Secondly, I realize that my breaking point seems a little pathetic when compared to others in the Bible who had to wait extended periods of time to see the Lord’s will carried out. I mean, Abraham and Sarah had to wait literal decades before the Lord fulfilled his promise of giving them a son. In the New Testament, Jesus didn’t come to heal Lazarus until after he was already dead — I don’t blame Mary and Martha for giving up hope at that point! There are so many different stories in the Bible of people who had to wait a long time in circumstances that seemed hopeless to see God’s glory revealed — and here I am having a meltdown over a situation that is hardly 6 months in the making.
I don’t say this to invalidate myself or anyone else who is having a hard time waiting on the Lord, because I obviously know that waiting is one of the absolute most painful things. I say it to show that God is active even when it seems like he’s idle. I honestly can only imagine what Abraham and Sarah must have been thinking while waiting for a son.
God, where are you?
Did we hear you wrong?
Are you even listening to us?
Mary and Martha felt the same kind of frustration and confusion.
God, why didn’t you come sooner?
All of these things sound pretty familiar, right? Our anger and frustration over periods of waiting is nothing new to God. The type of anger I expressed to the Lord today is the same anger he has received from countless biblical figures throughout history. And the good thing is, he is not upset with us when we are upset with him. He is not disappointed in us when our faith is shaky at times. He understands that we can’t understand what he is doing and that we don’t have the viewpoint he does. But, looking back at all the stories in the Bible that show the Lord’s provision through times of waiting gives me hope that I will see an end to this season — and that’s true for anyone who is in a season of waiting on the Lord. Sometimes it feels like the waiting will last forever because I’m right in the middle it, and I’m sure everyone in the Bible who had to practice patience felt the same way. But, it won’t. The Lord is carrying me through, just like he did Abraham and Sarah. Just like he did Mary and Martha. Just like he did everyone else in the Bible who had to wait on his timing. And the great thing is, every single one of these people who had to wait for the Lord saw his promises fulfilled.

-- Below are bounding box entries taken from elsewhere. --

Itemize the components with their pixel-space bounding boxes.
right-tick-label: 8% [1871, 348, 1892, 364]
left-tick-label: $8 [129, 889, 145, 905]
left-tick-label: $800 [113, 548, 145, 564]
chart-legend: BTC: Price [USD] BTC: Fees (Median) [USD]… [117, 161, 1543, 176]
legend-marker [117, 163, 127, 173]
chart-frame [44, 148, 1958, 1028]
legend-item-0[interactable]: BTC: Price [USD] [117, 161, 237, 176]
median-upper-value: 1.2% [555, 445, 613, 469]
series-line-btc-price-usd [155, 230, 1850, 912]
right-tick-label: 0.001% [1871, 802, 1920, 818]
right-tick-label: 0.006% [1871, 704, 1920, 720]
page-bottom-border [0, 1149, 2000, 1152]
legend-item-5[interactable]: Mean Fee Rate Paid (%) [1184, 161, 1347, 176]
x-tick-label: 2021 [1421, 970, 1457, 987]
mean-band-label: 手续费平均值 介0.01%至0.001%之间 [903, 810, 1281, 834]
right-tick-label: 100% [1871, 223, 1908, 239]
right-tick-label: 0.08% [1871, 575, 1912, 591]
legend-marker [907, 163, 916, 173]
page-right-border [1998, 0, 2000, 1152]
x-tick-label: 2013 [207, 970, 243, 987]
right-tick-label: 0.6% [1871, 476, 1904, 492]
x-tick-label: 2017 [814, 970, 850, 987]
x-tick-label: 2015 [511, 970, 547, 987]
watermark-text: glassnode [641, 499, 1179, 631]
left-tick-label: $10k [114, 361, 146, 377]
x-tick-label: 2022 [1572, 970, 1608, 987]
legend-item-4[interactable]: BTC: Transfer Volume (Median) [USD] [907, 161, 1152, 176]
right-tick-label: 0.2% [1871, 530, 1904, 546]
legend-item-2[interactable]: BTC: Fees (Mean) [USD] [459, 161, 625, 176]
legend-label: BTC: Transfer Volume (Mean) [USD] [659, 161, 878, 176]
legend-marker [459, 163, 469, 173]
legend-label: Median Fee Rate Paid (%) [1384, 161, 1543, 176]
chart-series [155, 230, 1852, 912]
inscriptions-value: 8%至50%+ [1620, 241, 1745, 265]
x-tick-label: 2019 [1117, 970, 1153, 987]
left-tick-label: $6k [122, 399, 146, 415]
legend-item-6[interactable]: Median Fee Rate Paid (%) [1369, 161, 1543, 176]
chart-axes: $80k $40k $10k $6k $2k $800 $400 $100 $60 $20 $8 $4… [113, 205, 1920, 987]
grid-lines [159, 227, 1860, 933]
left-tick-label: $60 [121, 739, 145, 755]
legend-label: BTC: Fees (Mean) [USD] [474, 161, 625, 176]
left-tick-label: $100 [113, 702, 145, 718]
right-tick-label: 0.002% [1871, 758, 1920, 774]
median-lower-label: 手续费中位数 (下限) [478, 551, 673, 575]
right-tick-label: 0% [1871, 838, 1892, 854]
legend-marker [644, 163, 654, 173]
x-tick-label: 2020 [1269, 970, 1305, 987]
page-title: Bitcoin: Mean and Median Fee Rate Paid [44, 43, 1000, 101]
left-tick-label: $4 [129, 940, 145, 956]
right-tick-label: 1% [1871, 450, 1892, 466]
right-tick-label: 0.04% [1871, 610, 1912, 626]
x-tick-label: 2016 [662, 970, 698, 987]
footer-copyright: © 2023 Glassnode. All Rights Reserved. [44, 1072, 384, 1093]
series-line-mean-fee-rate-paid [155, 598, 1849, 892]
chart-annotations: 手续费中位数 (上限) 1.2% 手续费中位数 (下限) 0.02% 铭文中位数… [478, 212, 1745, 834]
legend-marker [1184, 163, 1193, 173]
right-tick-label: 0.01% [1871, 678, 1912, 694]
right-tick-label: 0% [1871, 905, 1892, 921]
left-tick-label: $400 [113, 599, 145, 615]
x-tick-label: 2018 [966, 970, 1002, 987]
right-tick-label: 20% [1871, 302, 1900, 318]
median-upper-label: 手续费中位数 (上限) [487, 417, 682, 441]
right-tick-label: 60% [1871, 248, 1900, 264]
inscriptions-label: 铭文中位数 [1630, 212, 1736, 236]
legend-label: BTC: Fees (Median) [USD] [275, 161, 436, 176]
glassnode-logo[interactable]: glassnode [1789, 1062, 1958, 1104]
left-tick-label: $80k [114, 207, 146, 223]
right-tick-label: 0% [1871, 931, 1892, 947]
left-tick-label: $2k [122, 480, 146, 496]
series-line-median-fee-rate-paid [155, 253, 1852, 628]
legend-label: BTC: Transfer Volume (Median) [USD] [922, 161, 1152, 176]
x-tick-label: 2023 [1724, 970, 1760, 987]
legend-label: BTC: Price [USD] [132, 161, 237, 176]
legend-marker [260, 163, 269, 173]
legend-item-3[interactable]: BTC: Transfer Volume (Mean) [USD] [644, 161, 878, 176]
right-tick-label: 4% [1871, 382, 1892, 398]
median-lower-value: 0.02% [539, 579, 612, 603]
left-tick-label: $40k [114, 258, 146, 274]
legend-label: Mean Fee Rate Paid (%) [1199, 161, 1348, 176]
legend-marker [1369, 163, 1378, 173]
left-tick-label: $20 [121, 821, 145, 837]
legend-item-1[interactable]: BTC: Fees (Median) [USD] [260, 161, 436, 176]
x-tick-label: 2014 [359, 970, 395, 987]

I know I will see his promises fulfilled in my life, too. It can be so tempting to just give up when it seems like God isn’t working, but it is so important to be persistent in prayer and in faith. Giving up can’t be an option just because it seems too hard to keep going — I’m a firm believer of that, in every circumstance. I know the Lord is moving even when it seems like he is completely still. I also know I will likely have more days where I break down and get angry with God over what I’m walking through right now. But, I know he is able to handle my frustration, and praise God that my anger towards him has no effect on his love for me.
It’s important to remember that a bad day is just a bad day. Tomorrow can be better. Things are going to get better, regardless of how it feels right now. The Lord has a plan, regardless of what it looks like at the moment. The Lord has the power to restore or completely heal, regardless of what we are able to comprehend. I know the Lord is going to make me happy again, and that’s something I want to remember even on the days I get frustrated because I can’t see past the pain of right now. God has something good in store for me at the end of this difficult season, and that’s a hope that everyone who is waiting on the Lord can cling to.